The president takes questions

And the world doesn't stop spinning.

Published December 12, 2005 5:55PM (EST)

What's this?

We weren't paying a whole lot of attention to the TV today as George W. Bush delivered yet another speech in defense of the war in Iraq. But we happened to look up as the president finished speaking, and we saw something we hadn't expected: Bush was offering to take questions from the audience.

It's rare enough for Bush to speak before an audience comprised of something other than uniformed members of the military. It's more unusual still for him to engage in any sort of back-and-forth with anyone who hasn't been carefully preselected by White House advance teams. Indeed, when Bush spoke just last week at the Council on Foreign Relations, he refused to participate in the council's traditional post-speech Q&A session.

But there was the president in Philadelphia today, taking questions from members of the audience at the World Affairs Council. And the thing is, he actually handled them pretty well. In prepared remarks, Bush delivered many of the same lines we've heard from him before, leavened with a long, metaphorical treatise on the difficulties the United States itself faced in building its own democracy. It was meant as a way to explain away slow progress in Iraq, but it was deeply unconvincing: When Bush talks about the "tensions between the mercantile North and the agricultural South that threatened to break apart our young republic," you know he's simply reading words that someone else has written for him. But in responding to questions from the audience -- even when the questions were hostile -- Bush came off as engaged and even engaging.

Asked how many Iraqis have died in the war, Bush gave the not implausible number 30,000 and volunteered that the United States has "lost about 2,140 of our own troops," which is just about right. Asked about progress in standing up Iraqi troops, Bush sounded reasonable in explaining that the United States initially focused on training Iraqis against external threats but then changed its focus once it became clear that internal threats were "a heck of a lot more" serious. He likened success in Iraq to success in a political campaign back home: You've got to persuade the people that you're offering them a better life.

And along the way, he offered up joking asides that will probably remind some Americans of the "I'd like to have a beer with that guy" president they thought they had elected but haven't seen much lately. At one point, Bush said he'd repeat the questions being asked so that everyone could hear them but said he'd make up new questions if he didn't like the ones people were asking. Later, explaining that Americans are Americans first, whatever their cultural differences, Bush said to a questioner: "I happen to be a Methodist. You're a Sunni." And at the end, when he needed to wrap up the event, Bush said, "Last question. I've actually got something to do. You're paying me all this money, I better get back to work."

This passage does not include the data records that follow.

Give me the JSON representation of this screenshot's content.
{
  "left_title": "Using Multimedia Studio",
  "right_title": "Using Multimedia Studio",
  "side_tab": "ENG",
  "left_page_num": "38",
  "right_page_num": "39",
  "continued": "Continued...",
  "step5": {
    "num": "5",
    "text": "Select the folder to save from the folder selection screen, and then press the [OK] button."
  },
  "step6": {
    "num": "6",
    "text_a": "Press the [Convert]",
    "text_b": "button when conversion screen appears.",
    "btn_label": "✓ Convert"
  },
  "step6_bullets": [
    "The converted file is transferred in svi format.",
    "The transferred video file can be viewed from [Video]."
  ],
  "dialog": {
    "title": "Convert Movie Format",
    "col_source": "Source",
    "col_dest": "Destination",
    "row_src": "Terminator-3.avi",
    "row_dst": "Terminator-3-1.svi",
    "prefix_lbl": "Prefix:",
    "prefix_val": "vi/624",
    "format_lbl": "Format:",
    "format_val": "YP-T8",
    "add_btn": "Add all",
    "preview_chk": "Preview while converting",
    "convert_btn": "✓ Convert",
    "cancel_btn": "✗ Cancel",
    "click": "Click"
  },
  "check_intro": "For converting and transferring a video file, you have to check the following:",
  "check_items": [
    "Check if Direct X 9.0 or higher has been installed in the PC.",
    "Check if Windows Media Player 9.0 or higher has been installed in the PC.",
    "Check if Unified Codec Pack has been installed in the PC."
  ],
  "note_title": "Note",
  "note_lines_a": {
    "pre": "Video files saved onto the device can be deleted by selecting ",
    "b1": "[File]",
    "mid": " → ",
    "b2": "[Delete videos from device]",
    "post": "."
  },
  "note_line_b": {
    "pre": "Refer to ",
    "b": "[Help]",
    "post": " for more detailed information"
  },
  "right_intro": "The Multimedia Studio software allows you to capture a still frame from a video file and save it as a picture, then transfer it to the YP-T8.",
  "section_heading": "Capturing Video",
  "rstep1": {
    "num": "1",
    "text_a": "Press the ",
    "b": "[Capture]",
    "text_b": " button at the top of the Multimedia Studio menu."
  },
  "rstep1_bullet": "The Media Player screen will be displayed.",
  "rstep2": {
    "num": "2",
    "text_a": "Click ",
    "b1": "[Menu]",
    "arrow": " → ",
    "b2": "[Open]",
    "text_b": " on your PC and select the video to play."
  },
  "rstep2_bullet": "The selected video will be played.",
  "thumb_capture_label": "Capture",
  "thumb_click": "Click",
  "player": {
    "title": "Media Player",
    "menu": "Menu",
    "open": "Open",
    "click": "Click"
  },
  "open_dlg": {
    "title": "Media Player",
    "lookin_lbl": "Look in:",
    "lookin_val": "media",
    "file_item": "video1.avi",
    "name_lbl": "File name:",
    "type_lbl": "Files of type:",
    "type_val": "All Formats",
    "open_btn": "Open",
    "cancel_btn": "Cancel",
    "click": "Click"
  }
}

OK, so it wasn't exactly a laugh riot. Bush wasn't always articulate or persuasive. When an audience member asked why the White House persists in linking the war in Iraq to the attacks of 9/11, the president said that 9/11 had changed his outlook on foreign policy. "It said that oceans no longer protect us, that we can't take threats for granted, that if we see a threat we've got to deal with it, doesn't have to be military necessarily, but we've got to deal with it. We can't just hope for the best anymore." And the president reached too often for stock lines from speeches past. Do we really need to hear one more time how neat it is that the president is friends with Japanese Prime Minister Junichiro Koizumi despite the fact that the United States and Japan were enemies in World War II?

But more often than not, Bush unscripted was a whole lot better than the teleprompted president has been lately. He may not be able to change the way Americans think about Iraq, but more appearances like this one could change the way Americans think about their president. As the New York Times said the other day, Bush should get out more.


By Tim Grieve

Tim Grieve is a senior writer and the author of Salon's War Room blog.